The erythrocyte isoform of AE1, known as eAE1, is composed of 911 amino acids. eAE1 is an important structural component of the erythrocyte cell membrane, making up to 25% of the cell membrane surface. Each red cell contains approximately one million copies of eAE1.

The kidney isoform of AE1, known as kAE1 (which is 65 amino acids shorter than erythroid AE1) is found in the basolateral membrane of alpha-intercalated cells in the cortical collecting duct and medullary collecting duct of the kidney.

== Clinical significance ==
It is an important cell membrane protein for interactions between red blood cells (RBC) and Plasmodium falciparum during malaria infection, particularly for strains of P. falciparum that do not exhibit sialic acid dependence for RBC invasion. It is the most abundant protein in the RBC cell membrane.

Mutations of kidney AE1 cause distal (type 1) renal tubular acidosis, which is an inability to acidify the urine, even if the blood is too acidic. These mutations are disease causing as they cause mistargeting of the mutant band 3 proteins so that they are retained within the cell or occasionally addressed to the wrong (i.e. apical) surface.

Mutations of erythroid AE1 affecting the extracellular domains of the molecule may cause alterations in the individual's blood group, as band 3 determines the Diego antigen system (blood group).

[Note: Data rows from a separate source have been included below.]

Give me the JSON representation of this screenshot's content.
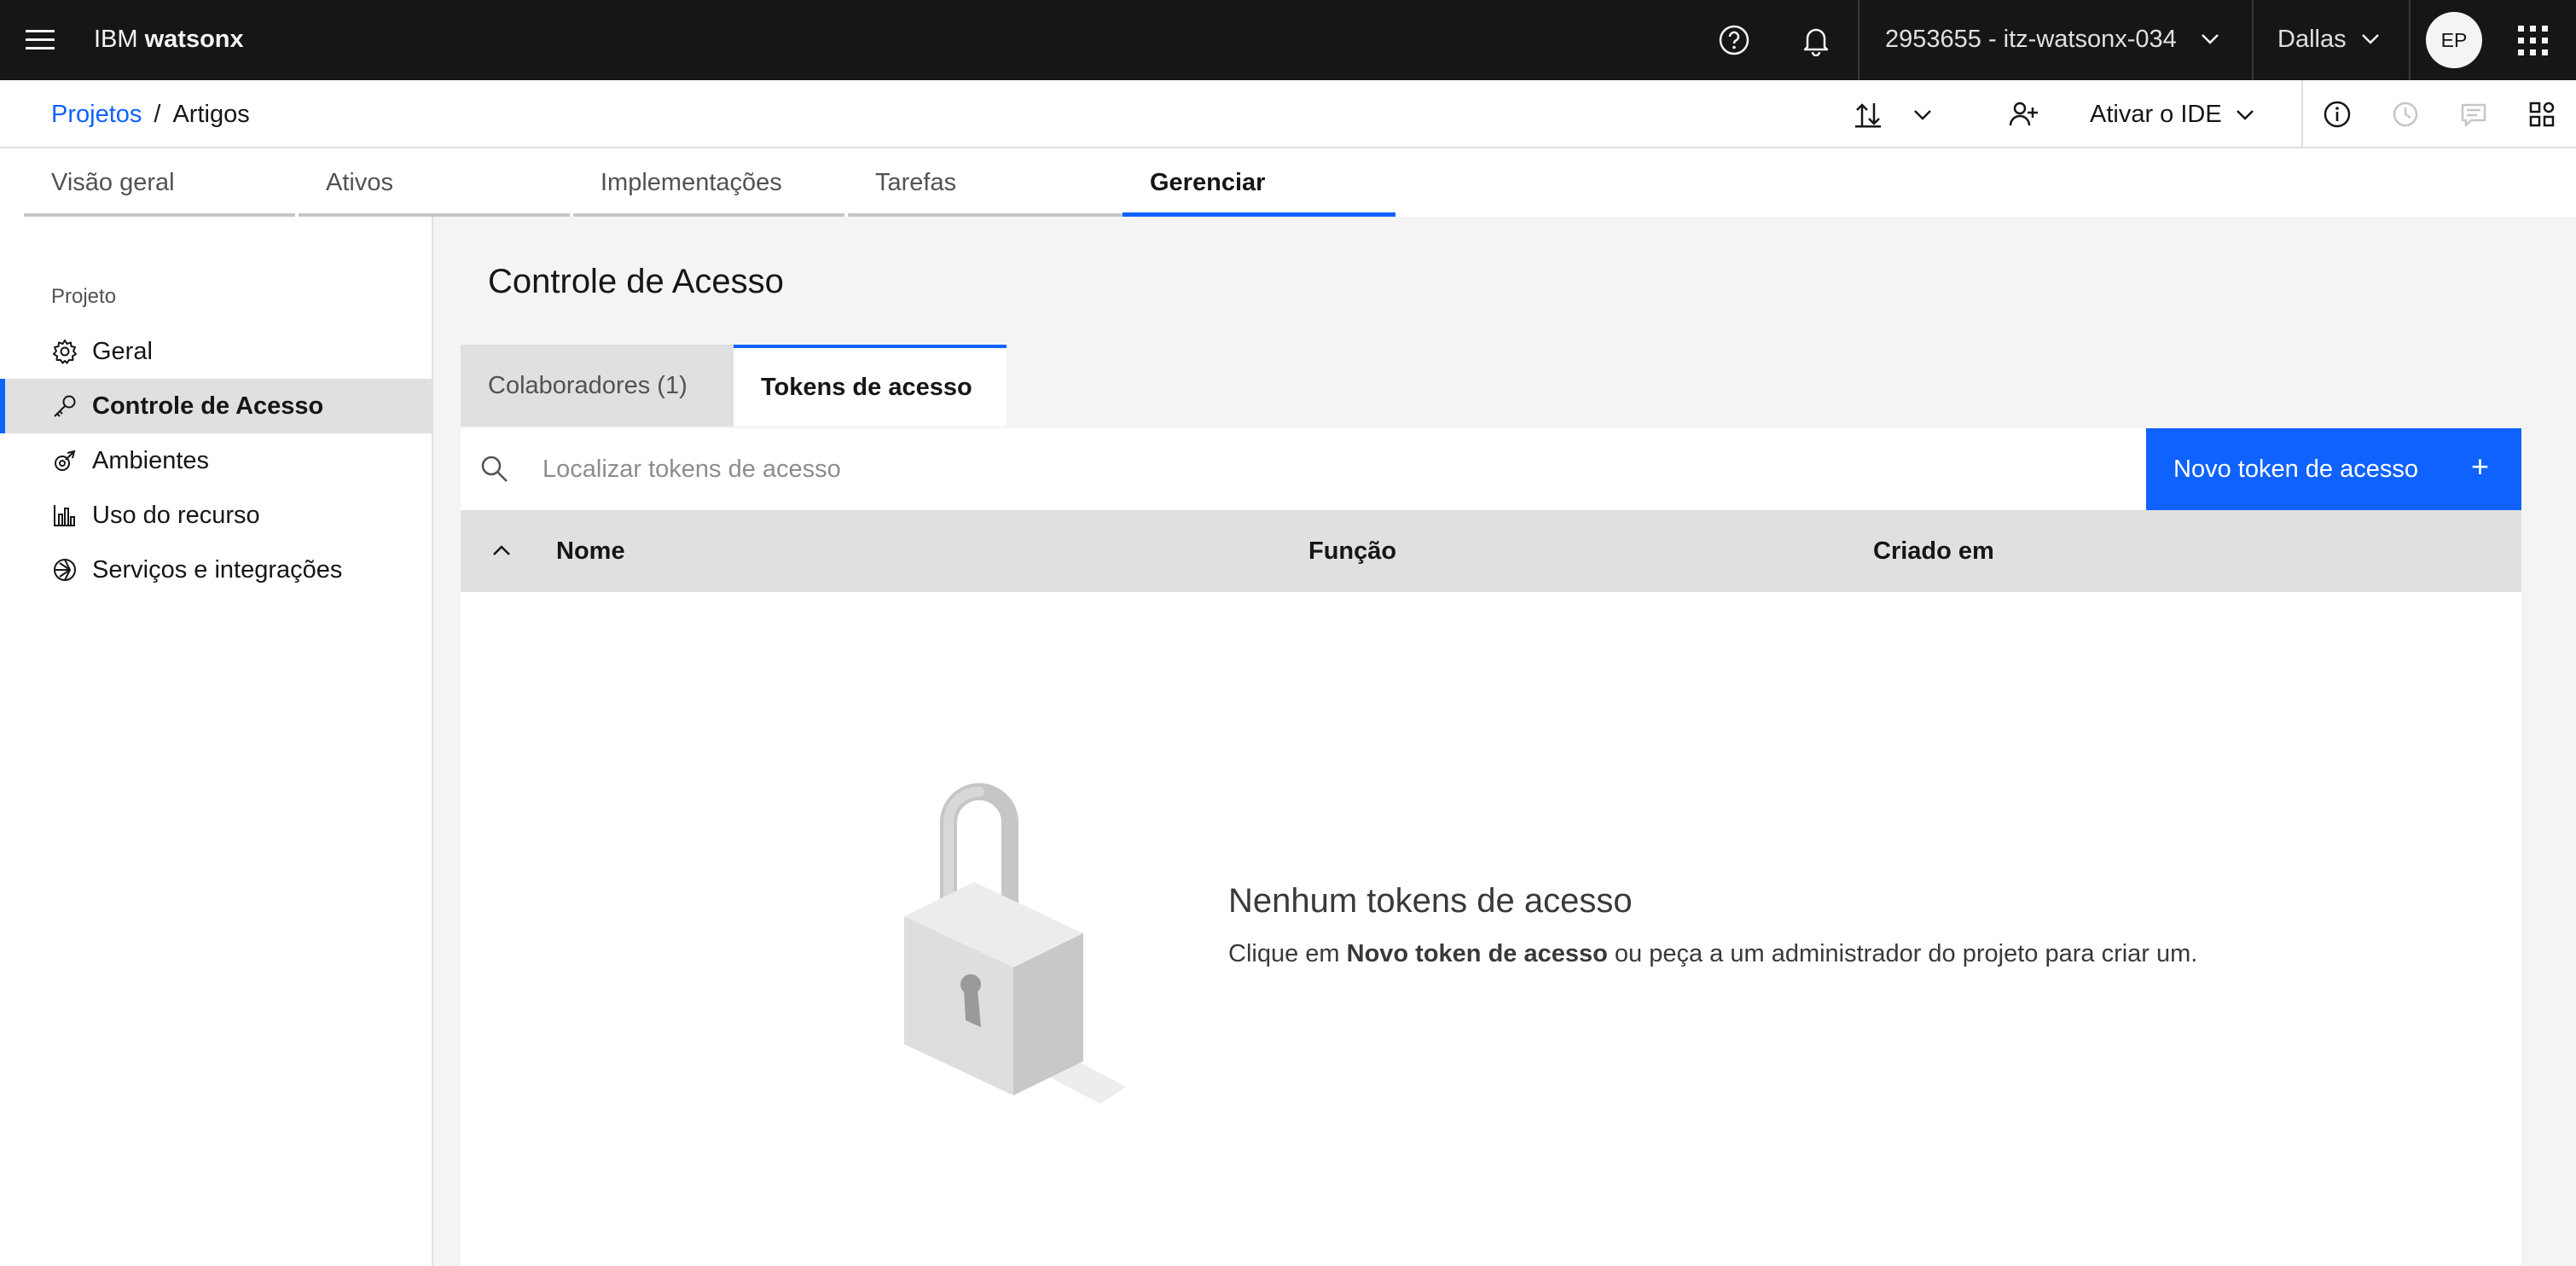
{
  "header": {
    "brand_prefix": "IBM",
    "brand_name": "watsonx",
    "account": "2953655 - itz-watsonx-034",
    "region": "Dallas",
    "avatar_initials": "EP"
  },
  "toolbar": {
    "breadcrumb_root": "Projetos",
    "breadcrumb_sep": "/",
    "breadcrumb_current": "Artigos",
    "ide_label": "Ativar o IDE"
  },
  "tabs": [
    {
      "label": "Visão geral"
    },
    {
      "label": "Ativos"
    },
    {
      "label": "Implementações"
    },
    {
      "label": "Tarefas"
    },
    {
      "label": "Gerenciar"
    }
  ],
  "sidebar": {
    "heading": "Projeto",
    "items": [
      {
        "label": "Geral",
        "icon": "gear-icon"
      },
      {
        "label": "Controle de Acesso",
        "icon": "key-icon"
      },
      {
        "label": "Ambientes",
        "icon": "environment-icon"
      },
      {
        "label": "Uso do recurso",
        "icon": "bar-chart-icon"
      },
      {
        "label": "Serviços e integrações",
        "icon": "integrations-icon"
      }
    ]
  },
  "main": {
    "title": "Controle de Acesso",
    "content_tabs": [
      {
        "label": "Colaboradores (1)"
      },
      {
        "label": "Tokens de acesso"
      }
    ],
    "search_placeholder": "Localizar tokens de acesso",
    "new_button_label": "Novo token de acesso",
    "new_button_icon": "+",
    "columns": [
      "Nome",
      "Função",
      "Criado em"
    ],
    "empty_title": "Nenhum tokens de acesso",
    "empty_text_before": "Clique em",
    "empty_text_bold": "Novo token de acesso",
    "empty_text_after": "ou peça a um administrador do projeto para criar um."
  },
  "colors": {
    "accent": "#0f62fe",
    "header_bg": "#161616",
    "page_bg": "#f4f4f4"
  }
}
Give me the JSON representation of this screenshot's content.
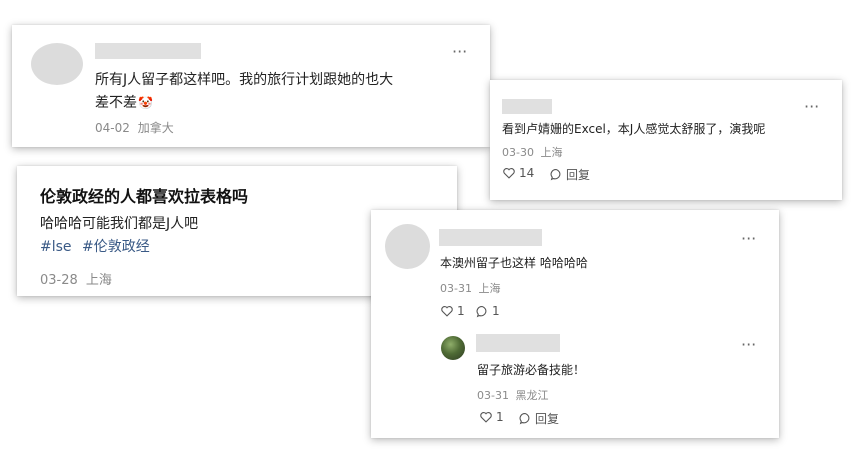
{
  "comments": [
    {
      "more": "···",
      "text_line1": "所有J人留子都这样吧。我的旅行计划跟她的也大",
      "text_line2": "差不差",
      "emoji": "🤡",
      "date": "04-02",
      "location": "加拿大"
    },
    {
      "more": "···",
      "text": "看到卢婧姗的Excel，本J人感觉太舒服了，演我呢",
      "date": "03-30",
      "location": "上海",
      "likes": "14",
      "reply_label": "回复"
    },
    {
      "title": "伦敦政经的人都喜欢拉表格吗",
      "text": "哈哈哈可能我们都是J人吧",
      "tags": [
        "#lse",
        "#伦敦政经"
      ],
      "date": "03-28",
      "location": "上海"
    },
    {
      "more": "···",
      "text": "本澳州留子也这样 哈哈哈哈",
      "date": "03-31",
      "location": "上海",
      "likes": "1",
      "comments": "1",
      "reply": {
        "more": "···",
        "text": "留子旅游必备技能！",
        "date": "03-31",
        "location": "黑龙江",
        "likes": "1",
        "reply_label": "回复"
      }
    }
  ]
}
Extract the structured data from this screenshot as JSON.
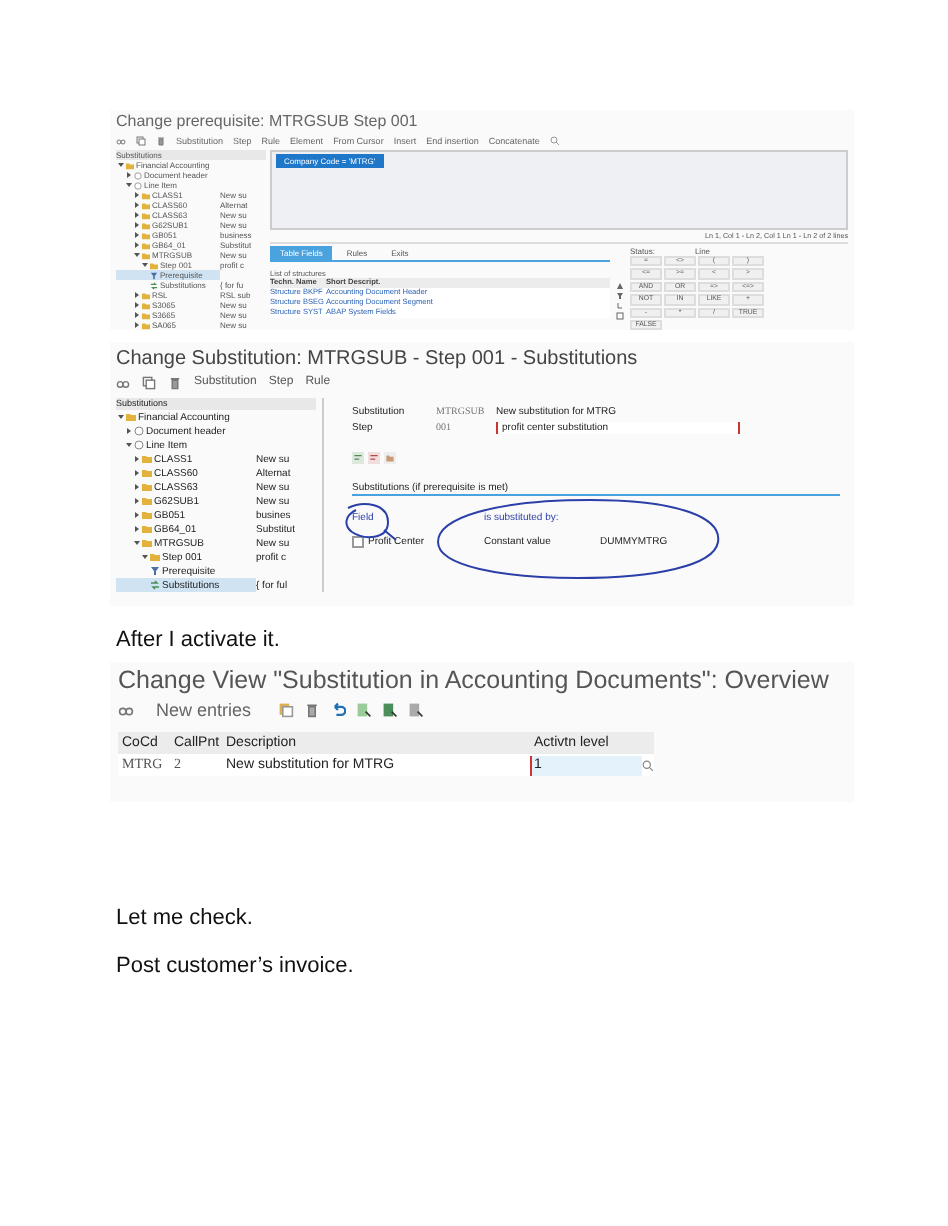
{
  "prerequisite_screen": {
    "title": "Change prerequisite: MTRGSUB Step 001",
    "toolbar": [
      "Substitution",
      "Step",
      "Rule",
      "Element",
      "From Cursor",
      "Insert",
      "End insertion",
      "Concatenate"
    ],
    "tree_header": "Substitutions",
    "tree": [
      {
        "label": "Financial Accounting",
        "kind": "folder",
        "expanded": true,
        "selected": false,
        "children": [
          {
            "label": "Document header",
            "kind": "node",
            "expanded": false,
            "selected": false
          },
          {
            "label": "Line Item",
            "kind": "node",
            "expanded": true,
            "selected": false,
            "children": [
              {
                "label": "CLASS1",
                "kind": "folder",
                "expanded": false,
                "selected": false,
                "note": "New su"
              },
              {
                "label": "CLASS60",
                "kind": "folder",
                "expanded": false,
                "selected": false,
                "note": "Alternat"
              },
              {
                "label": "CLASS63",
                "kind": "folder",
                "expanded": false,
                "selected": false,
                "note": "New su"
              },
              {
                "label": "G62SUB1",
                "kind": "folder",
                "expanded": false,
                "selected": false,
                "note": "New su"
              },
              {
                "label": "GB051",
                "kind": "folder",
                "expanded": false,
                "selected": false,
                "note": "business"
              },
              {
                "label": "GB64_01",
                "kind": "folder",
                "expanded": false,
                "selected": false,
                "note": "Substitut"
              },
              {
                "label": "MTRGSUB",
                "kind": "folder",
                "expanded": true,
                "selected": false,
                "note": "New su",
                "children": [
                  {
                    "label": "Step 001",
                    "kind": "folder",
                    "expanded": true,
                    "selected": false,
                    "note": "profit c",
                    "children": [
                      {
                        "label": "Prerequisite",
                        "kind": "prerequisite",
                        "selected": true
                      },
                      {
                        "label": "Substitutions",
                        "kind": "substitution",
                        "selected": false,
                        "note": "{ for fu"
                      }
                    ]
                  }
                ]
              },
              {
                "label": "RSL",
                "kind": "folder",
                "expanded": false,
                "selected": false,
                "note": "RSL sub"
              },
              {
                "label": "S3065",
                "kind": "folder",
                "expanded": false,
                "selected": false,
                "note": "New su"
              },
              {
                "label": "S3665",
                "kind": "folder",
                "expanded": false,
                "selected": false,
                "note": "New su"
              },
              {
                "label": "SA065",
                "kind": "folder",
                "expanded": false,
                "selected": false,
                "note": "New su"
              }
            ]
          }
        ]
      }
    ],
    "editor_token": "Company Code = 'MTRG'",
    "cursor_status": "Ln 1, Col 1 - Ln 2, Col 1  Ln 1 - Ln 2 of 2 lines",
    "tabs": [
      {
        "label": "Table Fields",
        "selected": true
      },
      {
        "label": "Rules",
        "selected": false
      },
      {
        "label": "Exits",
        "selected": false
      }
    ],
    "list_title": "List of structures",
    "columns": [
      "Techn. Name",
      "Short Descript."
    ],
    "rows": [
      [
        "Structure BKPF",
        "Accounting Document Header"
      ],
      [
        "Structure BSEG",
        "Accounting Document Segment"
      ],
      [
        "Structure SYST",
        "ABAP System Fields"
      ]
    ],
    "status_label": "Status:",
    "line_label": "Line",
    "operators": [
      "=",
      "<>",
      "(",
      ")",
      "<=",
      ">=",
      "<",
      ">",
      "AND",
      "OR",
      "=>",
      "<=>",
      "NOT",
      "IN",
      "LIKE",
      "+",
      "-",
      "*",
      "/",
      "TRUE",
      "FALSE"
    ]
  },
  "substitution_screen": {
    "title": "Change Substitution: MTRGSUB - Step 001 - Substitutions",
    "toolbar": [
      "Substitution",
      "Step",
      "Rule"
    ],
    "tree_header": "Substitutions",
    "tree": [
      {
        "label": "Financial Accounting",
        "kind": "folder",
        "expanded": true,
        "selected": false,
        "children": [
          {
            "label": "Document header",
            "kind": "node",
            "expanded": false,
            "selected": false
          },
          {
            "label": "Line Item",
            "kind": "node",
            "expanded": true,
            "selected": false,
            "children": [
              {
                "label": "CLASS1",
                "kind": "folder",
                "expanded": false,
                "selected": false,
                "note": "New su"
              },
              {
                "label": "CLASS60",
                "kind": "folder",
                "expanded": false,
                "selected": false,
                "note": "Alternat"
              },
              {
                "label": "CLASS63",
                "kind": "folder",
                "expanded": false,
                "selected": false,
                "note": "New su"
              },
              {
                "label": "G62SUB1",
                "kind": "folder",
                "expanded": false,
                "selected": false,
                "note": "New su"
              },
              {
                "label": "GB051",
                "kind": "folder",
                "expanded": false,
                "selected": false,
                "note": "busines"
              },
              {
                "label": "GB64_01",
                "kind": "folder",
                "expanded": false,
                "selected": false,
                "note": "Substitut"
              },
              {
                "label": "MTRGSUB",
                "kind": "folder",
                "expanded": true,
                "selected": false,
                "note": "New su",
                "children": [
                  {
                    "label": "Step 001",
                    "kind": "folder",
                    "expanded": true,
                    "selected": false,
                    "note": "profit c",
                    "children": [
                      {
                        "label": "Prerequisite",
                        "kind": "prerequisite",
                        "selected": false
                      },
                      {
                        "label": "Substitutions",
                        "kind": "substitution",
                        "selected": true,
                        "note": "{ for ful"
                      }
                    ]
                  }
                ]
              }
            ]
          }
        ]
      }
    ],
    "fields": [
      {
        "label": "Substitution",
        "code": "MTRGSUB",
        "value": "New substitution for MTRG",
        "kind": "text"
      },
      {
        "label": "Step",
        "code": "001",
        "value": "profit center substitution",
        "kind": "input"
      }
    ],
    "section_title": "Substitutions (if prerequisite is met)",
    "field_header": "Field",
    "substituted_header": "is substituted by:",
    "substitution_row": {
      "field": "Profit Center",
      "checked": false,
      "method": "Constant value",
      "value": "DUMMYMTRG"
    }
  },
  "caption_1": "After I activate it.",
  "overview_screen": {
    "title": "Change View \"Substitution in Accounting Documents\": Overview",
    "new_entries": "New entries",
    "columns": [
      "CoCd",
      "CallPnt",
      "Description",
      "Activtn level"
    ],
    "rows": [
      {
        "cocd": "MTRG",
        "callpnt": "2",
        "description": "New substitution for MTRG",
        "level_value": "1"
      }
    ]
  },
  "paragraphs": [
    "Let me check.",
    "Post customer’s invoice."
  ]
}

More importantly erythroid AE1 mutations cause 15–25% of cases of hereditary spherocytosis (a disorder associated with progressive red cell membrane loss), and also cause the hereditary conditions of hereditary stomatocytosis and Southeast Asian ovalocytosis.

== Interactions ==
Band 3 has been shown to interact with CA2 and CA4.

== Discovery ==
AE1 was discovered following SDS-PAGE (sodium dodecyl sulfate polyacrylamide gel electrophoresis) of erythrocyte cell membrane. The large 'third' band on the electrophoresis gel represented AE1, which was thus initially termed 'Band 3'.